With bamboo structures that seemingly grasp the sky, an openness which connects all learning with its environment and structural intricacy that inspires, Bali Green School has undoubtedly conjured awe, wonder and curiosity implicit in its message.
Green School’s belief that schools should be places of joy, with a model of education that fully ignites imagination, optimism, inventiveness where wonder is ingrained into its very built environment.
Studies have shown that the connection between classroom design and learning outcomes is more than simple conjecture – air quality, lighting, colour and a students’ sense of ownership over that space can have an incredible impact on learning, and more importantly – happiness!

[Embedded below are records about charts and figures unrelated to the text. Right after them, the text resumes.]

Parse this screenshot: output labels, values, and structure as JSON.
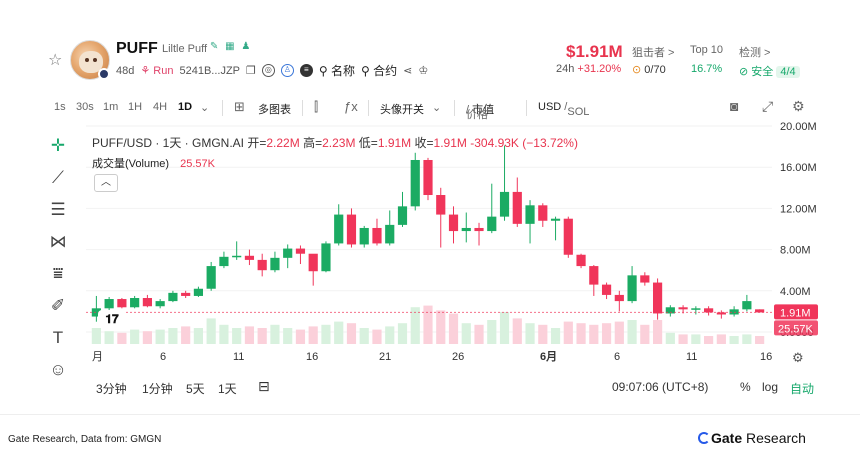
{
  "token": {
    "symbol": "PUFF",
    "full_name": "Liltle Puff",
    "age": "48d",
    "run_label": "Run",
    "address": "5241B...JZP",
    "menu_name": "名称",
    "menu_contract": "合约"
  },
  "market": {
    "price": "$1.91M",
    "change_label": "24h",
    "change_value": "+31.20%",
    "sniper_label": "狙击者 >",
    "sniper_value": "0/70",
    "top10_label": "Top 10",
    "top10_value": "16.7%",
    "check_label": "检测 >",
    "check_value": "安全",
    "check_count": "4/4"
  },
  "toolbar": {
    "intervals": [
      "1s",
      "30s",
      "1m",
      "1H",
      "4H",
      "1D"
    ],
    "selected_interval": "1D",
    "multi_chart": "多图表",
    "avatar_toggle": "头像开关",
    "price": "价格",
    "mcap": "市值",
    "usd": "USD",
    "sol": "SOL"
  },
  "legend": {
    "pair": "PUFF/USD · 1天 · GMGN.AI",
    "open_label": "开=",
    "open": "2.22M",
    "high_label": "高=",
    "high": "2.23M",
    "low_label": "低=",
    "low": "1.91M",
    "close_label": "收=",
    "close": "1.91M",
    "change": "-304.93K (−13.72%)",
    "volume_label": "成交量(Volume)",
    "volume": "25.57K"
  },
  "bottom": {
    "ranges": [
      "3分钟",
      "1分钟",
      "5天",
      "1天"
    ],
    "time": "09:07:06 (UTC+8)",
    "percent": "%",
    "log": "log",
    "auto": "自动"
  },
  "footer": {
    "source": "Gate Research, Data from: GMGN",
    "brand_a": "Gate",
    "brand_b": " Research"
  },
  "colors": {
    "up": "#1bab63",
    "down": "#f0355a",
    "up_vol": "#d8f1de",
    "down_vol": "#fbd0da"
  },
  "chart_data": {
    "type": "candlestick",
    "y_ticks": [
      "20.00M",
      "16.00M",
      "12.00M",
      "8.00M",
      "4.00M",
      "0.0000"
    ],
    "ylim": [
      0,
      20
    ],
    "x_ticks": [
      "月",
      "6",
      "11",
      "16",
      "21",
      "26",
      "6月",
      "6",
      "11",
      "16"
    ],
    "last_price_label": "1.91M",
    "last_volume_label": "25.57K",
    "candles": [
      [
        1.5,
        2.3,
        1.0,
        3.5,
        1.0
      ],
      [
        2.3,
        3.2,
        2.0,
        3.4,
        0.8
      ],
      [
        3.2,
        2.4,
        2.3,
        3.3,
        0.7
      ],
      [
        2.4,
        3.3,
        2.3,
        3.5,
        0.9
      ],
      [
        3.3,
        2.5,
        2.4,
        3.6,
        0.8
      ],
      [
        2.5,
        3.0,
        2.3,
        3.2,
        0.9
      ],
      [
        3.0,
        3.8,
        2.9,
        4.0,
        1.0
      ],
      [
        3.8,
        3.5,
        3.3,
        4.0,
        1.1
      ],
      [
        3.5,
        4.2,
        3.4,
        4.4,
        1.0
      ],
      [
        4.2,
        6.4,
        4.0,
        6.8,
        1.6
      ],
      [
        6.4,
        7.3,
        6.2,
        7.8,
        1.2
      ],
      [
        7.3,
        7.4,
        7.0,
        8.8,
        1.0
      ],
      [
        7.4,
        7.0,
        6.5,
        8.0,
        1.1
      ],
      [
        7.0,
        6.0,
        5.4,
        7.6,
        1.0
      ],
      [
        6.0,
        7.2,
        5.8,
        7.8,
        1.2
      ],
      [
        7.2,
        8.1,
        6.2,
        8.5,
        1.0
      ],
      [
        8.1,
        7.6,
        6.6,
        8.4,
        0.9
      ],
      [
        7.6,
        5.9,
        4.5,
        7.5,
        1.1
      ],
      [
        5.9,
        8.6,
        5.8,
        8.8,
        1.2
      ],
      [
        8.6,
        11.4,
        8.4,
        12.4,
        1.4
      ],
      [
        11.4,
        8.5,
        8.2,
        12.0,
        1.3
      ],
      [
        8.5,
        10.1,
        8.2,
        10.3,
        1.0
      ],
      [
        10.1,
        8.6,
        8.4,
        11.0,
        0.9
      ],
      [
        8.6,
        10.4,
        8.4,
        11.8,
        1.1
      ],
      [
        10.4,
        12.2,
        10.2,
        13.6,
        1.3
      ],
      [
        12.2,
        16.7,
        11.8,
        17.4,
        2.3
      ],
      [
        16.7,
        13.3,
        12.8,
        16.9,
        2.4
      ],
      [
        13.3,
        11.4,
        8.2,
        14.0,
        2.1
      ],
      [
        11.4,
        9.8,
        8.6,
        12.2,
        1.9
      ],
      [
        9.8,
        10.1,
        8.7,
        11.6,
        1.3
      ],
      [
        10.1,
        9.8,
        8.4,
        10.6,
        1.2
      ],
      [
        9.8,
        11.2,
        9.6,
        14.4,
        1.5
      ],
      [
        11.2,
        13.6,
        10.8,
        18.1,
        2.0
      ],
      [
        13.6,
        10.5,
        10.2,
        15.0,
        1.6
      ],
      [
        10.5,
        12.3,
        8.6,
        12.8,
        1.3
      ],
      [
        12.3,
        10.8,
        10.2,
        12.5,
        1.2
      ],
      [
        10.8,
        11.0,
        8.9,
        11.2,
        1.0
      ],
      [
        11.0,
        7.5,
        7.2,
        11.2,
        1.4
      ],
      [
        7.5,
        6.4,
        6.2,
        7.6,
        1.3
      ],
      [
        6.4,
        4.6,
        3.5,
        6.5,
        1.2
      ],
      [
        4.6,
        3.6,
        3.2,
        4.8,
        1.3
      ],
      [
        3.6,
        3.0,
        2.0,
        4.0,
        1.4
      ],
      [
        3.0,
        5.5,
        2.8,
        6.4,
        1.5
      ],
      [
        5.5,
        4.8,
        4.5,
        5.8,
        1.2
      ],
      [
        4.8,
        1.8,
        1.2,
        5.2,
        1.5
      ],
      [
        1.8,
        2.4,
        1.5,
        2.6,
        0.7
      ],
      [
        2.4,
        2.2,
        1.8,
        2.6,
        0.6
      ],
      [
        2.2,
        2.3,
        1.7,
        2.5,
        0.6
      ],
      [
        2.3,
        1.9,
        1.6,
        2.5,
        0.5
      ],
      [
        1.9,
        1.7,
        1.3,
        2.1,
        0.6
      ],
      [
        1.7,
        2.2,
        1.5,
        2.5,
        0.5
      ],
      [
        2.2,
        3.0,
        2.0,
        3.6,
        0.6
      ],
      [
        2.2,
        1.9,
        1.9,
        2.2,
        0.5
      ]
    ]
  }
}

Green School New Zealand opens its doors to students between years 1 and 13 in 2020. Much like it’s Bali predecessor, it seeks to encourage a community-integrated, entrepreneurial way of learning. By bringing that excitement back into the classroom, Green School New Zealand hopes to empower its students to be agents of change in our changing world.
The challenge is now there to create this school facility that sits obtusely outside of the New Zealand building canon. This is being tackled by BOON in partnership with BTW & Clelands Construction.
The initial concept work for Green School was done by Atelier One who, by the words of BOON’s Project Lead Glenn Brebner, “are incredible designers that create amazing works of art”. These designs, popularly circulated around the internet, feature pod classrooms suspended in nets high above the ground.
“They set the challenge”, Brebner says.
But with a 9 month project span before its opening in 2020, the ambitious and other-worldly concept created by Atelier One has been adapted – at least, for now. BOON has been instrumental in rethinking this original design in order to open on time, while still capturing it’s spirit of wonder. Despite the project’s firm scope of what is possible at this first stage, Brebner is firm in his understanding of what this architecture will inspire in its students.
“That first design is still very much with us. We’re still charged with capturing the magic of it so that when people arrive on site they know they’re in an environment that’s special”.
He says that because pod-like classrooms are so far out of the New Zealand building canon, our traditional construction methods have flown out the window in this project.
“We’re a stick culture,” Brebner says, where we build things out of straight lines. In this way, the smooth organic shape of the classroom pods have become a direct challenge to the way that this school will be built.
Some traditional construction methods have also had to be reduced dramatically as well to environmental concerns, such as concrete which is often referred to as a “dead” material. Instead, the architecture will have a light touch on the ground – therefore significantly reducing its use.
In this way, there is focused effort to piece together Green School with materials that contain what Green School founder John Hardy calls “soulful beauty”.
But Brebner is sure to remind us that this kind of beauty and feeling cannot be simply built.
He says his role as a designer is to “create shelter on a site where no shelter exists currently”. It is the spirit that the school organically develops which will bring the space itself to life, giving it that soulful beauty. No design alone can conjure awe and wonder – it is in the values that it holds where this truly comes about.
There’s one way to sum that up – “It’s a conversation rather than a decision,” says Brebner.
Through this shelter, the Green School will deliver an education program where the students will explore what its cultural narrative and overlay could look like. Connections with community, mana whenua and the world will be made organically Brebner says, which will not only bring its shelter to life, but inform further design stages along the line.